Typically, we invoke `json-server` command to watch (`--watch`) a single json file.

```shell
json-server --watch db.json

or

json-server --host 0.0.0.0 --port 9999 --watch plans.json
```

However, we could import multiple json files into an `index.js`

```javascript
const airquality = require('./air-Quality.json');
const weather = require('./weather.json');

module.exports = () => ({
AirQuality: airquality,
WeatherForecast: weather
});
```

Next, invoke the `json-server` command as follow:

```shell
json-server --host 0.0.0.0 --watch index.js
```

Access the backend URI: http://localhost:3000

![GET](./public/json-server-img.jpg)


## Frontend development

For simplicity, we will use the development server, `parcel` to test and build the frontend app.

1. Create directory `CHARTS`

2. Initialize javascript environment

```shell
npm init -y
npm install --save-dev parcel
```

3. Create the frontend `index.html` file

Interface `chart.js` (see [reference](https://www.chartjs.org/docs/latest/samples/information.html)).

For proof of concept, I cramped everything into index.html file.

For best practice, do not use `synchronous XMLHttpRequest` method in your production code.
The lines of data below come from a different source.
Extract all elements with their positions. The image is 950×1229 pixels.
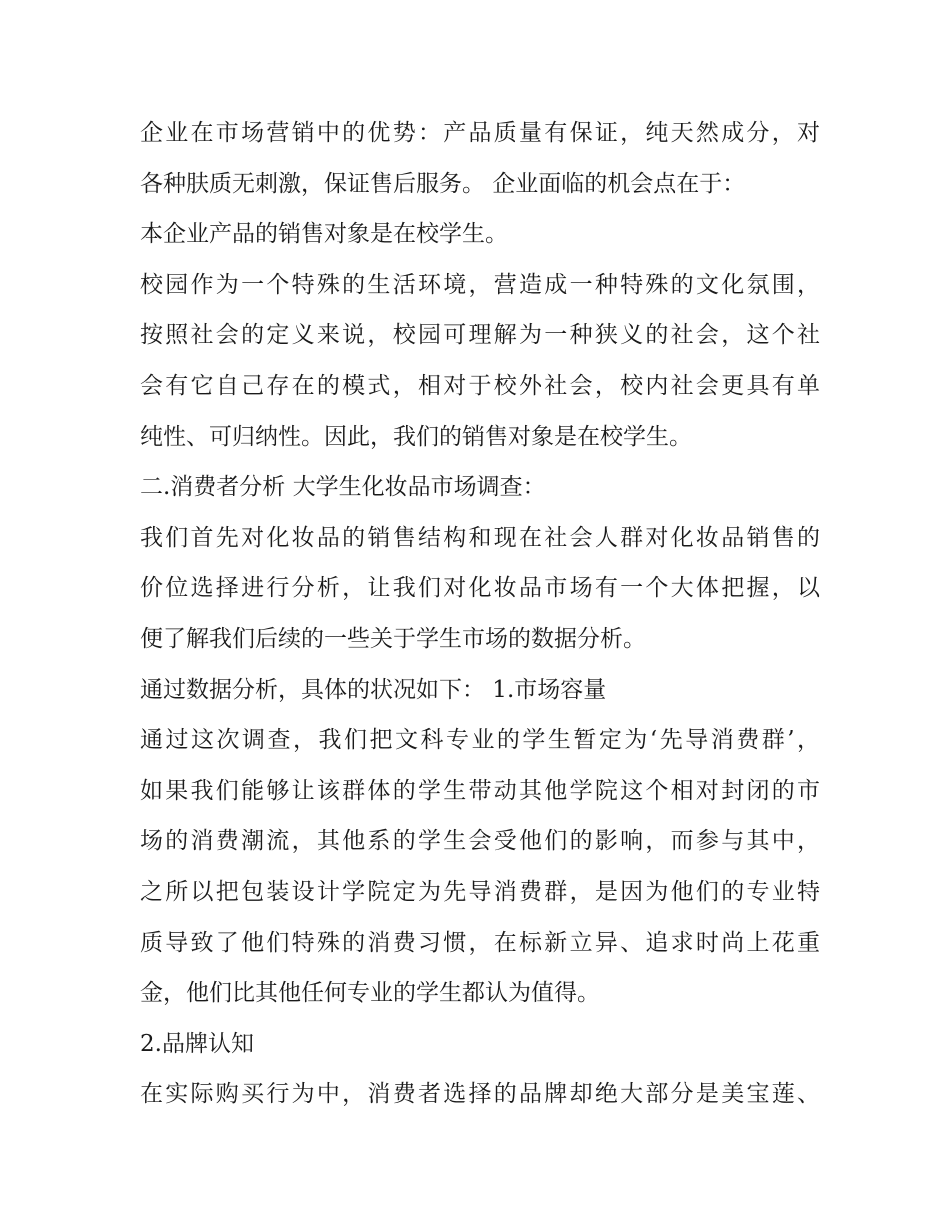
text-line: 会有它自己存在的模式，相对于校外社会，校内社会更具有单	[140, 372, 820, 399]
text-line: 按照社会的定义来说，校园可理解为一种狭义的社会，这个社	[140, 322, 820, 349]
text-line: 通过数据分析，具体的状况如下： 1.市场容量	[140, 676, 607, 703]
text-line: 在实际购买行为中，消费者选择的品牌却绝大部分是美宝莲、	[140, 1081, 820, 1108]
document-body	[140, 108, 820, 1120]
text-line: 通过这次调查，我们把文科专业的学生暂定为‘先导消费群’，	[140, 727, 820, 754]
section-heading: 2.品牌认知	[140, 1030, 254, 1057]
text-line: 金，他们比其他任何专业的学生都认为值得。	[140, 980, 600, 1007]
text-line: 便了解我们后续的一些关于学生市场的数据分析。	[140, 625, 646, 652]
text-line: 如果我们能够让该群体的学生带动其他学院这个相对封闭的市	[140, 777, 820, 804]
text-line: 企业在市场营销中的优势：产品质量有保证，纯天然成分，对	[140, 120, 820, 146]
text-line: 价位选择进行分析，让我们对化妆品市场有一个大体把握，以	[140, 575, 820, 602]
text-line: 本企业产品的销售对象是在校学生。	[140, 221, 508, 248]
text-line: 纯性、可归纳性。因此，我们的销售对象是在校学生。	[140, 423, 692, 450]
text-line: 校园作为一个特殊的生活环境，营造成一种特殊的文化氛围，	[140, 271, 820, 298]
text-line: 各种肤质无刺激，保证售后服务。 企业面临的机会点在于：	[140, 170, 746, 197]
text-line: 质导致了他们特殊的消费习惯，在标新立异、追求时尚上花重	[140, 929, 820, 956]
text-line: 我们首先对化妆品的销售结构和现在社会人群对化妆品销售的	[140, 524, 820, 551]
text-line: 之所以把包装设计学院定为先导消费群，是因为他们的专业特	[140, 878, 820, 905]
section-heading: 二.消费者分析 大学生化妆品市场调查：	[140, 474, 546, 501]
text-line: 场的消费潮流，其他系的学生会受他们的影响，而参与其中，	[140, 828, 820, 855]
Also, split your scripts into separate file.

4. Run
```javascript
npm run test

or

npm start
```

## Output

![frontend](./public/FrontendShot.jpg)

## Conclusion

One of many tricks front-end engineers use to quickly accomplish subtasks is the use of simulated datapoints, easily produce with CRUD server `json-server`.

The only work remain is to configure the actual URIs when merging to code base.